CHIME objected to the measure that calls for 10 percent of discharged patients to view or download their information online.
“We believe it is premature, at best, to adopt measures not completely under the control of EHs," wrote CHIME officials. "Providers’ performance on MU objectives (and related EHR MU incentive payments) should not be dependent upon whether their patients do or do not choose to complete certain actions, especially since their failure to do so may be due to a wide range of reasons."
[See also: CHIME asks for more prep time for Stage 2.]

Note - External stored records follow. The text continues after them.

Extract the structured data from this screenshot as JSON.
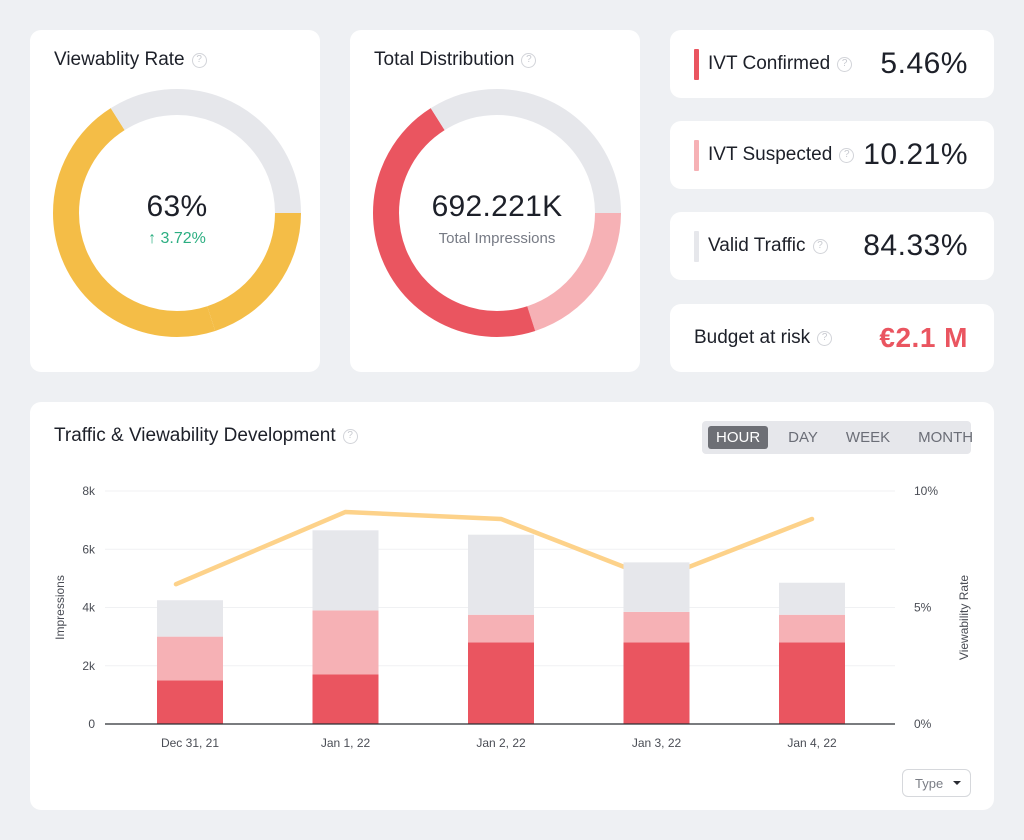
{
  "viewability": {
    "title": "Viewablity Rate",
    "value": "63%",
    "delta": "3.72%",
    "delta_direction": "up",
    "segments": [
      {
        "name": "viewable-part-1",
        "fraction": 0.2,
        "color": "#f4bd47"
      },
      {
        "name": "viewable-part-2",
        "fraction": 0.46,
        "color": "#f4bd47"
      },
      {
        "name": "remaining",
        "fraction": 0.34,
        "color": "#e6e7eb"
      }
    ]
  },
  "distribution": {
    "title": "Total Distribution",
    "value": "692.221K",
    "label": "Total Impressions",
    "segments": [
      {
        "name": "ivt-suspected",
        "fraction": 0.2,
        "color": "#f6b1b5"
      },
      {
        "name": "ivt-confirmed",
        "fraction": 0.46,
        "color": "#ea5560"
      },
      {
        "name": "valid",
        "fraction": 0.34,
        "color": "#e6e7eb"
      }
    ]
  },
  "stats": [
    {
      "label": "IVT Confirmed",
      "value": "5.46%",
      "color": "#ea5560"
    },
    {
      "label": "IVT Suspected",
      "value": "10.21%",
      "color": "#f6b1b5"
    },
    {
      "label": "Valid Traffic",
      "value": "84.33%",
      "color": "#e6e7eb"
    },
    {
      "label": "Budget at risk",
      "value": "€2.1 M",
      "color": "#ea5560"
    }
  ],
  "development": {
    "title": "Traffic & Viewability Development",
    "tabs": [
      {
        "label": "HOUR",
        "active": true
      },
      {
        "label": "DAY",
        "active": false
      },
      {
        "label": "WEEK",
        "active": false
      },
      {
        "label": "MONTH",
        "active": false
      }
    ],
    "type_select": "Type"
  },
  "help_glyph": "?",
  "up_arrow_glyph": "↑",
  "chart_data": {
    "type": "bar",
    "title": "Traffic & Viewability Development",
    "categories": [
      "Dec 31, 21",
      "Jan 1, 22",
      "Jan 2, 22",
      "Jan 3, 22",
      "Jan 4, 22"
    ],
    "ylabel": "Impressions",
    "ylabel_right": "Viewability Rate",
    "ylim": [
      0,
      8000
    ],
    "ylim_right": [
      0,
      10
    ],
    "yticks": [
      {
        "v": 0,
        "label": "0"
      },
      {
        "v": 2000,
        "label": "2k"
      },
      {
        "v": 4000,
        "label": "4k"
      },
      {
        "v": 6000,
        "label": "6k"
      },
      {
        "v": 8000,
        "label": "8k"
      }
    ],
    "yticks_right": [
      {
        "v": 0,
        "label": "0%"
      },
      {
        "v": 5,
        "label": "5%"
      },
      {
        "v": 10,
        "label": "10%"
      }
    ],
    "grid": true,
    "stacked": true,
    "series": [
      {
        "name": "IVT Confirmed",
        "color": "#ea5560",
        "values": [
          1500,
          1700,
          2800,
          2800,
          2800
        ]
      },
      {
        "name": "IVT Suspected",
        "color": "#f6b1b5",
        "values": [
          1500,
          2200,
          950,
          1050,
          950
        ]
      },
      {
        "name": "Valid Traffic",
        "color": "#e6e7eb",
        "values": [
          1250,
          2750,
          2750,
          1700,
          1100
        ]
      }
    ],
    "line_series": {
      "name": "Viewability Rate",
      "color": "#fdd28a",
      "axis": "right",
      "values": [
        6.0,
        9.1,
        8.8,
        6.2,
        8.8
      ]
    }
  }
}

The Premier health alliance, which has more than 2,600 hospital members, did not object to the proposed requirement for online access, however it recommended "the timeline not be described in terms of 36 hours post-discharge, but in terms of two business days post-discharge (that is, Monday through Friday, not including holidays). This would recognize that hospitals are not fully staffed during weekends and holidays, especially in terms of administrative and information technology staff. Also, a measure based on full days would be simpler than one based on hours post-discharge, since discharges can occur throughout the day, making for a potential compliance nightmare." Premier, however, called on CMS to issue the final stage 2 rule by August.